Possible origins in the accretion of protoplanetary discs during stellar evolution

¹ Max Planck Institute for Astronomy, 69117 Heidelberg, Germany
e-mail: hoppe@mpia-hd.mpg.de
² Ruprecht-Karls-Universität, Grabengasse 1, 69117 Heidelberg, Germany
³ Institute of Space Sciences (ICE, CSIC), Carrer de Can Magrans s/n, 08193 Cerdanyola del Valles, Spain
⁴ Institut d’Estudis Espacials de Catalunya (IEEC), Carrer Gran Capita 2, 08034 Barcelona, Spain

Received: 16 October 2019
Accepted: 30 June 2020

Abstract

In this study, we focus on the impact of accretion from protoplanetary discs on the stellar evolution of AFG-type stars. We used a simplified disc model that was computed using the Two-Pop-Py code, which contains the growth and drift of dust particles in the protoplanetary disc, to model the accretion scenarios for a range of physical conditions for protoplanetary discs. Two limiting cases were combined with the evolution of stellar convective envelopes that were computed using the Garstec stellar evolution code. We find that the accretion of metal-poor (gas) or metal-rich (dust) material has a significant impact on the chemical composition of the stellar convective envelope.

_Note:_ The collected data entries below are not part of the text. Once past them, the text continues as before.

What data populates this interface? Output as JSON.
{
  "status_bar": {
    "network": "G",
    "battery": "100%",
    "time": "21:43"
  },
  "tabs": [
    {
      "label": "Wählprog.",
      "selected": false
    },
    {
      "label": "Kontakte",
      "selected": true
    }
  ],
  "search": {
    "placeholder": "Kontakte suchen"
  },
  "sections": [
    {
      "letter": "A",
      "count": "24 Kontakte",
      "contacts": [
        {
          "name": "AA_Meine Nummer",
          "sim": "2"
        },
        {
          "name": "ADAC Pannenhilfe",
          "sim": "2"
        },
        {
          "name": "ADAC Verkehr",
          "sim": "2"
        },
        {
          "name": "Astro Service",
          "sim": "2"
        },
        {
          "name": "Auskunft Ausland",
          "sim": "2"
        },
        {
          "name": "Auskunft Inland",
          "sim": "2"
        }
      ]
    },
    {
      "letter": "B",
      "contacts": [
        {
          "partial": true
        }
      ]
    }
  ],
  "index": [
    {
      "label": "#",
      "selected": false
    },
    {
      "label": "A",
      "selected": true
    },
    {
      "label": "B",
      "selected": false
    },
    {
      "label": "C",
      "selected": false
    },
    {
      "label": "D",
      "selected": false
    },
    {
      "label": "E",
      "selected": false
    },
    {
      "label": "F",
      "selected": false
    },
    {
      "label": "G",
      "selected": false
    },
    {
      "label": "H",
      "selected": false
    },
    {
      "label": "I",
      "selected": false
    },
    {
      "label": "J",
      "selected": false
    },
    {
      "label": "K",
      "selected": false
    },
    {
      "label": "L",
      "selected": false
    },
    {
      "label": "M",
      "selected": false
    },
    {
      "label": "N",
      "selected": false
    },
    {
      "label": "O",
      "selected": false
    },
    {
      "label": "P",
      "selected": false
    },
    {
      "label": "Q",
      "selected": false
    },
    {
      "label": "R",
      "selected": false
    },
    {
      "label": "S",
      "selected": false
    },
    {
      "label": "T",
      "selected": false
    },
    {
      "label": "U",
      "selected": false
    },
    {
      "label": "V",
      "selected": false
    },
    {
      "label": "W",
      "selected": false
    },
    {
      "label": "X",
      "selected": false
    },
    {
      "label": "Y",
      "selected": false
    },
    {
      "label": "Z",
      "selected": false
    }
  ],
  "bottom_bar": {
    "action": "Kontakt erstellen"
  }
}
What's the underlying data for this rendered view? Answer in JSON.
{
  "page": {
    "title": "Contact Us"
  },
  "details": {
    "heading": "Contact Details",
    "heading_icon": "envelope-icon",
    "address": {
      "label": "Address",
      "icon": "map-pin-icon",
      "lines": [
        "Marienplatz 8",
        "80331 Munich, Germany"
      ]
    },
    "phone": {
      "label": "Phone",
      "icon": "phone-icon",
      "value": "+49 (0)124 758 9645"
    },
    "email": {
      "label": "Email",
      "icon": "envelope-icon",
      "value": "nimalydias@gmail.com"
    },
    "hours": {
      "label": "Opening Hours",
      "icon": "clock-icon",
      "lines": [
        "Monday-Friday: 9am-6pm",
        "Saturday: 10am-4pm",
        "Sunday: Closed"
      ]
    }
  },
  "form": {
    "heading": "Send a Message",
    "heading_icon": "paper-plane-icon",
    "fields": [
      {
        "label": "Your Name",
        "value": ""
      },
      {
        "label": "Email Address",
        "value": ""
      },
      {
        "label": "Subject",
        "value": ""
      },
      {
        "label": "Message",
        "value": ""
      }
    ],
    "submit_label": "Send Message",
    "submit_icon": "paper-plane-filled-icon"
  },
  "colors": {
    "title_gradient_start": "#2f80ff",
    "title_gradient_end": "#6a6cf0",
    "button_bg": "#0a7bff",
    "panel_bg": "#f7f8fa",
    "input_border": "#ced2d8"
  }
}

As a consequence, the evolutionary track of the star diverts from the standard scenario predicted by canonical stellar evolution models, which assume a constant and homogeneous chemical composition after the assembly of the star is complete. In the case of the Sun, we find a modest impact on the solar chemical composition. Indeed, the accretion of metal-poor material reduces the overall metallicity of the solar atmosphere and it is consistent, within the uncertainty, with the solar Z reported by Caffau et al. (2011, Sol. Phys., 268, 255), but our model is not consistent with the measurement by Asplund et al. (2009, ARA&A, 47, 481). Another relevant effect is the change of the position of the star in the colour-magnitude diagram. By comparing our predictions with a set of open clusters from the Gaia DR2, we show that it is possible to produce a scatter close to the TO of young clusters that could contribute to explaining the observed scatter in CMDs. Detailed measurements of metallicities and abundances in the nearby open clusters will additionally provide a stringent observational test for our proposed scenario.